Important security fact
CDP is powerful, even on loopback.
The upstream injector binds Chrome DevTools Protocol to 127.0.0.1 only, but that local endpoint is unauthenticated. Restore the native app when you no longer need the theme.
How the upstream engine works
At the pinned commit, the macOS workflow validates the official app and injects only into expected local renderer targets.
Validates app identity
It checks the bundle, signature, Team ID, architecture, and Codex-bundled Node before proceeding.
Uses local loopback
Codex is started through user launchd with CDP bound to 127.0.0.1, not a public network interface.
Targets expected renderers
Injection is limited to expected app:// renderer targets and persists across route changes while the injector is active.
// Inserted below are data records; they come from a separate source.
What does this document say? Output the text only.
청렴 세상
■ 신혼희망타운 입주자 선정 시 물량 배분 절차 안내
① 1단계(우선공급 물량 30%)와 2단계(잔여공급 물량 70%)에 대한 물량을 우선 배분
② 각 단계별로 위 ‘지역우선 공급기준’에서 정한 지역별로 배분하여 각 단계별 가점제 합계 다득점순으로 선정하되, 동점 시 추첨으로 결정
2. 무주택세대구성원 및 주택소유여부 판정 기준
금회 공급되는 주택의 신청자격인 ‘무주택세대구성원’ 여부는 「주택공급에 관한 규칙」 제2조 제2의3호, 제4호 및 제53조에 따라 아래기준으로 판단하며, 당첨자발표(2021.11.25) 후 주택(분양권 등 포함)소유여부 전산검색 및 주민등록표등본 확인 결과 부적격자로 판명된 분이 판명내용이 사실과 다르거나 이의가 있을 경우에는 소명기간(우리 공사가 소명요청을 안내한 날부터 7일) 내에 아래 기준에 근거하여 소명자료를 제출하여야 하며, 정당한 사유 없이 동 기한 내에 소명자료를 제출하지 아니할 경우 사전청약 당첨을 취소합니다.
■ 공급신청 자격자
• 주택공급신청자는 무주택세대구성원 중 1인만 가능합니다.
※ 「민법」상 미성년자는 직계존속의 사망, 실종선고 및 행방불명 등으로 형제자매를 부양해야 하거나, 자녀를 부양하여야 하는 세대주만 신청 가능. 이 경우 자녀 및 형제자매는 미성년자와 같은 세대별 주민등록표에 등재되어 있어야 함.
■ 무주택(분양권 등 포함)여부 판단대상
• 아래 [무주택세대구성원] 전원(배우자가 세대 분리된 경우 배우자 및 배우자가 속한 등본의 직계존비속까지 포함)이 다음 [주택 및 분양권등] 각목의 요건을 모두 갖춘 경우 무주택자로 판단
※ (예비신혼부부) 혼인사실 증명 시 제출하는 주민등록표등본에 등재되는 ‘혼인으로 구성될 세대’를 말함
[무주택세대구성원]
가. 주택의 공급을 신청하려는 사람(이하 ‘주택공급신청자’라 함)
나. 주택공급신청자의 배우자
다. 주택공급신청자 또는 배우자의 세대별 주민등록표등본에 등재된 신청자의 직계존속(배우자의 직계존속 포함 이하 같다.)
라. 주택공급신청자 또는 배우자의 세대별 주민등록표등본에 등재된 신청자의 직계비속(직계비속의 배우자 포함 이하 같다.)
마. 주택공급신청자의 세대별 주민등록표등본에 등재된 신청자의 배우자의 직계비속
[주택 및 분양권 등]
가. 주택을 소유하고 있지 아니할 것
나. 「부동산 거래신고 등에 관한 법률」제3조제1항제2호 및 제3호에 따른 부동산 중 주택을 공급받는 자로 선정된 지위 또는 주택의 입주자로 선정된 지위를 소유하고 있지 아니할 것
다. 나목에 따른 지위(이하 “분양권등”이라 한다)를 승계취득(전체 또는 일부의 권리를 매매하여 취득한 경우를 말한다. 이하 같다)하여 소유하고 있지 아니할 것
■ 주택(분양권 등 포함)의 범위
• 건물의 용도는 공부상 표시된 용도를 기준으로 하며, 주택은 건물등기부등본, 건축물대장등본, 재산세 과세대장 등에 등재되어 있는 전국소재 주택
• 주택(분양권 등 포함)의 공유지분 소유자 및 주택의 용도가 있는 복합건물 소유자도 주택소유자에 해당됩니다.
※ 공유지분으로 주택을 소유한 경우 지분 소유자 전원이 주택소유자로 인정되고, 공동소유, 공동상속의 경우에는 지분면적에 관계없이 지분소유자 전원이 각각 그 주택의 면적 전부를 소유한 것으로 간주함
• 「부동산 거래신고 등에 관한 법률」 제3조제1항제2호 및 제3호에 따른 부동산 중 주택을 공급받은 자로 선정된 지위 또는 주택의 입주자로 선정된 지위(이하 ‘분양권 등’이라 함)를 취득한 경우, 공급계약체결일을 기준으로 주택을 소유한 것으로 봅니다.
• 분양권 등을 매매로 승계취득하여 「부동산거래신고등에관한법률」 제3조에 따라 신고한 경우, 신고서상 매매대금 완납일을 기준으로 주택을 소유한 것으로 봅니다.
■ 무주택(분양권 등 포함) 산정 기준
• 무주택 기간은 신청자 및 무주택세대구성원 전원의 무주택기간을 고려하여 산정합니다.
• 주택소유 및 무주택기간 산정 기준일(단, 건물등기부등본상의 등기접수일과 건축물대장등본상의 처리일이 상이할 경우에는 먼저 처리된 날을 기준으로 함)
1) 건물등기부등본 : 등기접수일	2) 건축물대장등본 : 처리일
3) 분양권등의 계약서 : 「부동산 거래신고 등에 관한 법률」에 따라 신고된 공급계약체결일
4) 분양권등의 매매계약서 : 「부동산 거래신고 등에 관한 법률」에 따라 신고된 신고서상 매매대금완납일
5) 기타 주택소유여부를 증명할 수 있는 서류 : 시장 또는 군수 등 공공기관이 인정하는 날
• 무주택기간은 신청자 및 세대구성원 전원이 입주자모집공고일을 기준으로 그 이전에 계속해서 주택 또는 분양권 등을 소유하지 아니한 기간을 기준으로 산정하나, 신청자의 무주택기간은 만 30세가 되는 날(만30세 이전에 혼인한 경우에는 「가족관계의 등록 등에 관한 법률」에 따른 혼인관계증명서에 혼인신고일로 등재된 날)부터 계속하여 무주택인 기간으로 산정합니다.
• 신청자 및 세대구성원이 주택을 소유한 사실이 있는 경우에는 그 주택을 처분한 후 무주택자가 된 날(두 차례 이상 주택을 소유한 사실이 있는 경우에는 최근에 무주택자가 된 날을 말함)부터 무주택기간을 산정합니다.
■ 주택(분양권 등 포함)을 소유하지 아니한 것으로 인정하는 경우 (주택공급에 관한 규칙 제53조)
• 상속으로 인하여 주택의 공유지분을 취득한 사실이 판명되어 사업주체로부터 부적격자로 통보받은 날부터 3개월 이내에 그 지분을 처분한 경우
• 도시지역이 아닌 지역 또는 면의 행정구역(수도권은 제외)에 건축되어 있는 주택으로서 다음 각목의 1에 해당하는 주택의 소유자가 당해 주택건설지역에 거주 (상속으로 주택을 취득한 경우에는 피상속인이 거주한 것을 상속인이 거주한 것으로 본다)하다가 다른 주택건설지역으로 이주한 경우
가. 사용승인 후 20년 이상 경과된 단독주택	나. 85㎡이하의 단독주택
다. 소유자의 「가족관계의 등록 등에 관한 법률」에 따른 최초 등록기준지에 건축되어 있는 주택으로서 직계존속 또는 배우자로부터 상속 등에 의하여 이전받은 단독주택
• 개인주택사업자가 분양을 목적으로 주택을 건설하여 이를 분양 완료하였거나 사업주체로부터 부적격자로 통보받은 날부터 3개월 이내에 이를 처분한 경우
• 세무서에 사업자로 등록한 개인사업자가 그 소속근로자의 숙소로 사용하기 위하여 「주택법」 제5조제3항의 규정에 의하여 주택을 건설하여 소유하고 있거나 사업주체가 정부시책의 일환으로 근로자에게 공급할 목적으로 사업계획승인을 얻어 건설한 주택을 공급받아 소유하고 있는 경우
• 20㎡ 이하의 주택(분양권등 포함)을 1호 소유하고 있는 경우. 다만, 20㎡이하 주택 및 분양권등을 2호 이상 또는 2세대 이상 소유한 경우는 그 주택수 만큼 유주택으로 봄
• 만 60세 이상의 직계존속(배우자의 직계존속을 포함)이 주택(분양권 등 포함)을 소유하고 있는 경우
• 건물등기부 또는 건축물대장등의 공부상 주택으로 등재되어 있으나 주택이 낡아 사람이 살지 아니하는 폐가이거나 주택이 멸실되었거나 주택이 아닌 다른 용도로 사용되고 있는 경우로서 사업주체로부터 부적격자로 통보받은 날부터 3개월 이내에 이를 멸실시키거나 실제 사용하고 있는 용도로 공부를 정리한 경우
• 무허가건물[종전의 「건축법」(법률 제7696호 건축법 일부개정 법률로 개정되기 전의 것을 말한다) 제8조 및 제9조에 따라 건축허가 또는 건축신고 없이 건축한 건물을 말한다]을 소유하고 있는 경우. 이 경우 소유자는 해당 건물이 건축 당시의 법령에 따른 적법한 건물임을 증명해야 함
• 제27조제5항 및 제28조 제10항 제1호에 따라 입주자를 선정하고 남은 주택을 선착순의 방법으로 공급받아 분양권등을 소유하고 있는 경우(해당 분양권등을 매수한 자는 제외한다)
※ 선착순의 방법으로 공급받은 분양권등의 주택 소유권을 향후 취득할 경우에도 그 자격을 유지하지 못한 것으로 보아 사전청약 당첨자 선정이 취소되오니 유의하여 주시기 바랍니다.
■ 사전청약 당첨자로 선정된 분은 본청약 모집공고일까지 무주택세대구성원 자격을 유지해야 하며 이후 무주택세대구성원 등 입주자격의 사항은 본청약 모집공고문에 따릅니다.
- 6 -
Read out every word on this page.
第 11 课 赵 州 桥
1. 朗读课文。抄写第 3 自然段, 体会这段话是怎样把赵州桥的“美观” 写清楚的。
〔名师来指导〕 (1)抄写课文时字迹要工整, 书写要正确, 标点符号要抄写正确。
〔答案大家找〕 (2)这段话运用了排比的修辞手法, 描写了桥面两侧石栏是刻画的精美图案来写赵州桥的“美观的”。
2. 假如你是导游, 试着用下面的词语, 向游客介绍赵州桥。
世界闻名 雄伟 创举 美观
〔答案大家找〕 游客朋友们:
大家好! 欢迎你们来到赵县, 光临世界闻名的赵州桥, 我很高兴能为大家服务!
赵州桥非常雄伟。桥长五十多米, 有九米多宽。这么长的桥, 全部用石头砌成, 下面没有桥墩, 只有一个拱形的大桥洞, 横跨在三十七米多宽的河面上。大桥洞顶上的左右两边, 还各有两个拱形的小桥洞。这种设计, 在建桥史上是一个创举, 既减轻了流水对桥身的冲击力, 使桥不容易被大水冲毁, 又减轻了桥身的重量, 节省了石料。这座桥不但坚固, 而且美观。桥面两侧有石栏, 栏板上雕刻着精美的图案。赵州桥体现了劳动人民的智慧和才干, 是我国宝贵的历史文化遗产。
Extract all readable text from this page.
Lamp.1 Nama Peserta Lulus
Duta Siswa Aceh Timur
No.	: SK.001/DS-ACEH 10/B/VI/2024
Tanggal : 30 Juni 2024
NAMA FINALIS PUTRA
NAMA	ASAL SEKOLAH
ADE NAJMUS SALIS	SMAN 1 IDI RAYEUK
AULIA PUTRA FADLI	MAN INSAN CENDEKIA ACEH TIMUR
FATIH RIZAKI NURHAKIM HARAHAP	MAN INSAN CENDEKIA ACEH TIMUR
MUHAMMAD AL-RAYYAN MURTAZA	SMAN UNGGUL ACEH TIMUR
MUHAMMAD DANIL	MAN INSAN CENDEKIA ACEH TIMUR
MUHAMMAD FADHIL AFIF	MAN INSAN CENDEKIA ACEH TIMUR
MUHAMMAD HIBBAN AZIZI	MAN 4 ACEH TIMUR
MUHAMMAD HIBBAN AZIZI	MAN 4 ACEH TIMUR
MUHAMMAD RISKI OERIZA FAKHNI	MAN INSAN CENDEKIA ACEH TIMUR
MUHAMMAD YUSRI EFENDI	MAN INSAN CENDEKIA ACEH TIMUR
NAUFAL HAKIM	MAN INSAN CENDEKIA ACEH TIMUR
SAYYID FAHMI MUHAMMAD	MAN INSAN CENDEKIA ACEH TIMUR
Does not patch the signed app
The upstream README states that it does not modify Codex.app, app.asar, or the official code signature.
Local files and state
Review these locations before approval so you can distinguish expected theme files from an unexpected request.
- Engine
- ~/.codex/codex-dream-skin-studio
- State, logs, user images, and backup
- ~/Library/Application Support/CodexDreamSkinStudio
- Theme asset
- Downloaded temporarily, then verified against the ThemeRecord SHA-256
Outside the theme boundary
Reject any installation step that expands into credentials, accounts, network providers, or unrelated system changes.
No API credentials
DreamSkin installation must not read, write, or request API keys or access tokens.
No provider configuration
It must not change a Base URL, model provider, proxy, HiAPI setting, or Codex account.
No remote shell shortcut
DreamSkin Studio does not publish curl-pipe-shell instructions or host an executable installer archive.
No hidden permission leap
Stop when a command or path differs from the reviewed upstream documentation.
Your four-point safety check
Pin the source, read commands, verify the asset hash, and test Restore. If one link in that chain is missing, the install is not verified.